Re: draft-duerst-iri-07.txt: 2 week mailing list last call from Martin Duerst on 2004-05-12 (public-iri@w3.org from May 2004)

From: Martin Duerst <duerst@w3.org>
Date: Wed, 12 May 2004 18:00:51 +0900
To: Graham Klyne <GK@ninebynine.org>, public-iri@w3.org
Message-Id: <4.2.0.58.J.20040512173603.03bdea90@localhost>

Hello Graham,

I have made this issue charcompareMUST-31.


At 12:02 04/05/10 +0100, Graham Klyne wrote:


>Section 5.1:
>
>[[
>5.1  Simple String Comparison
>
>    In some scenarios a definite answer to the question of IRI
>    equivalence is needed that is independent of the scheme used and
>    always can be calculated quickly and without accessing a network. An
>    example of such a case is XML Namespaces ([XMLNamespace]). In such
>    cases, two IRIs SHOULD be defined as equivalent if and only if they
>    are character-by-character equivalent. This is the same as being
>    byte-by-byte equivalent if the character encoding for both IRIs is
>    the same. As an example,
>    http://example.org/~user, http://example.org/%7euser, and
>    http://example.org/%7Euser are not equivalent under this definition.
>    In such a case, the comparison function MUST NOT map IRIs to URIs,
>    because such a mapping would create additional spurious equivalences.
>]]
>
>It's not clear to me what the MUST NOT here is saying.  Making normative 
>statements that are conditional on some postulated application scenario 
>seems to be a bit confusing to me.

If you interpreted the statement as conditional on some application
scenario, then it is indeed confusing. It was intended conditional
to the comparison function. I.e. if you use character-by-character
comparison, you MUST NOT map IRIs to URIs,
because such a mapping would create additional spurious equivalences.

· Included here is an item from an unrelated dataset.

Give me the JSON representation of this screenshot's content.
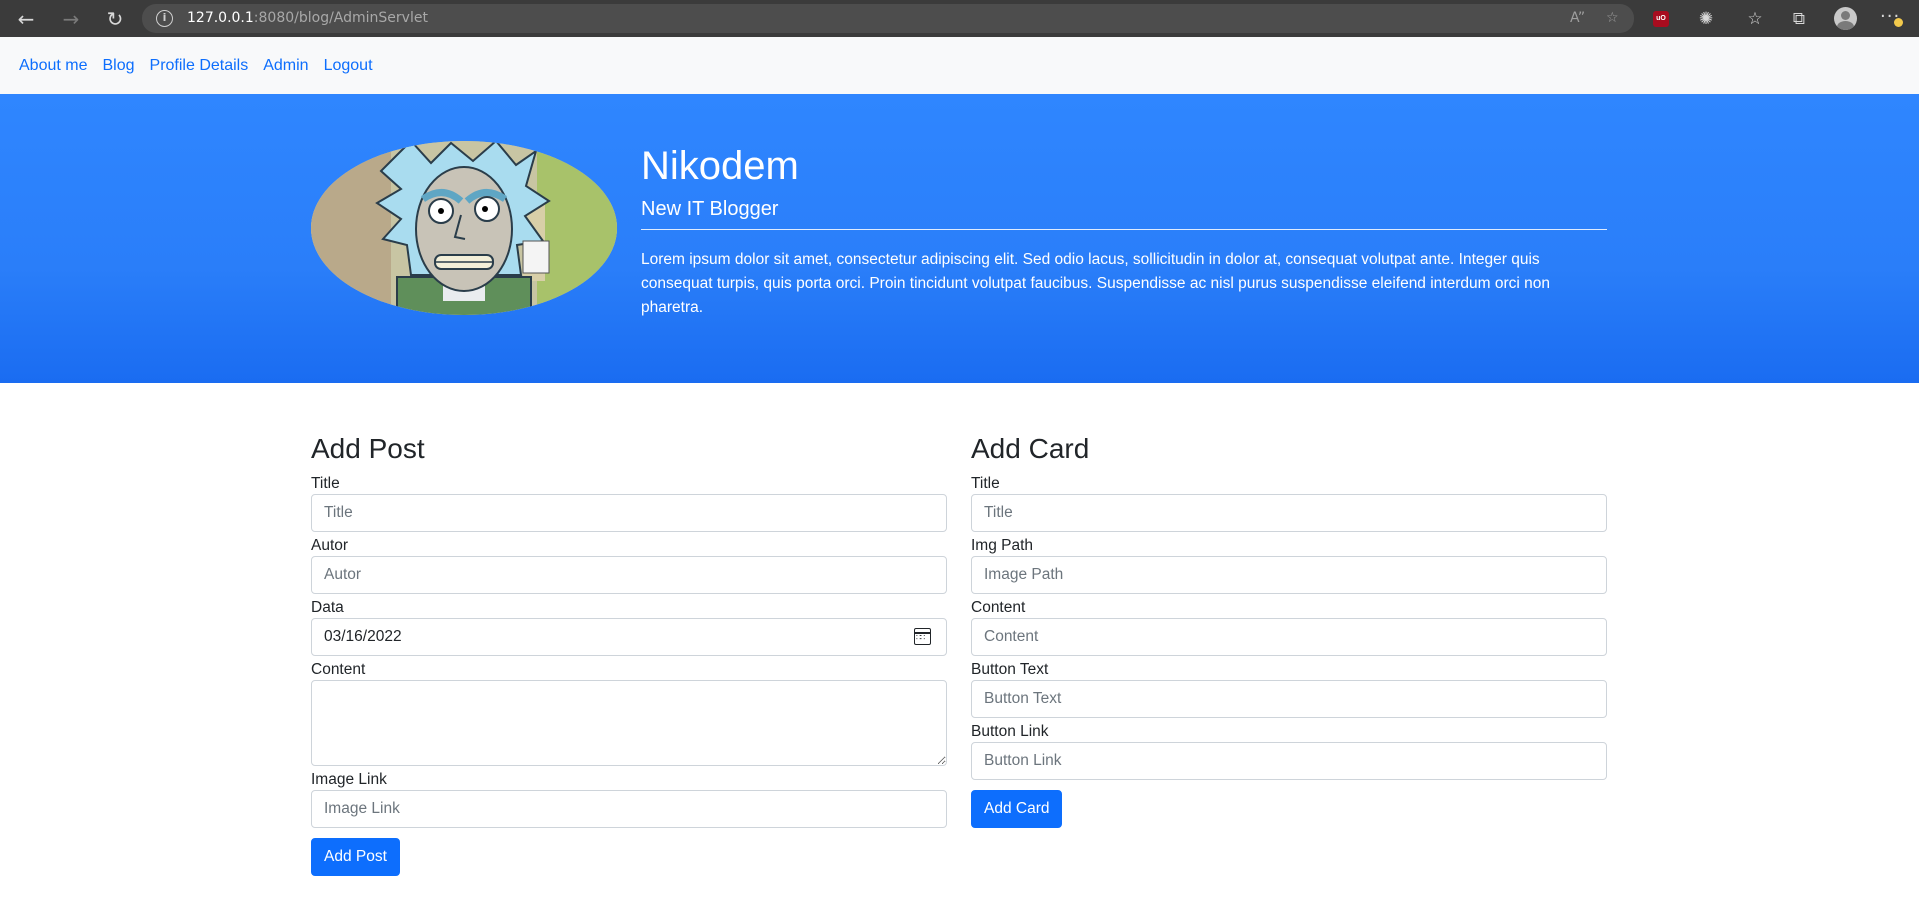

I have replaced "In such a case" with "When comparing character-by-character".


>I think the final sentence maybe should be:
>[[
>The IRI to URI mapping function described above [ref] does not preserve 
>this form of equivalence.
>]]
>
>(Further, the MUST NOT here seems even more perverse in light of the 
>introductory material in section 3.1)

I have checked that material again, and did not find any problems.
You may observe that that material is carefully worded in terms of
retrieval when it comes to IRI->URI mapping, not in terms of
abstract resource identification.


>I suspect there should be some discouragement of applications depending on 
>this level of equivalence, in view of the spurious distinctions that are 
>lost when IRIs are converted to URIs.   To my mind the string equivalence 
>of the URI-converted form seems like the lowest reasonable level of 
>distinction to be encouraged.

Well, there are some serious arguments against this:
- Some very important applications, in particular XML Namespaces
   and RDF, use this equivalence. So recommendation against this
   would cause confusion.
- Needing to convert to URIs for every comparison is inefficient
   (that was the main argument for namespaces)
- Needing to convert to URIs may lead to more URIs (rather than IRIs)
   floating around, because in some cases, the conversion would
   leak.
So that's why we should not go there.

I hope the above addresses your concerns.

Regards,    Martin.

Received on Wednesday, 12 May 2004 05:27:39 UTC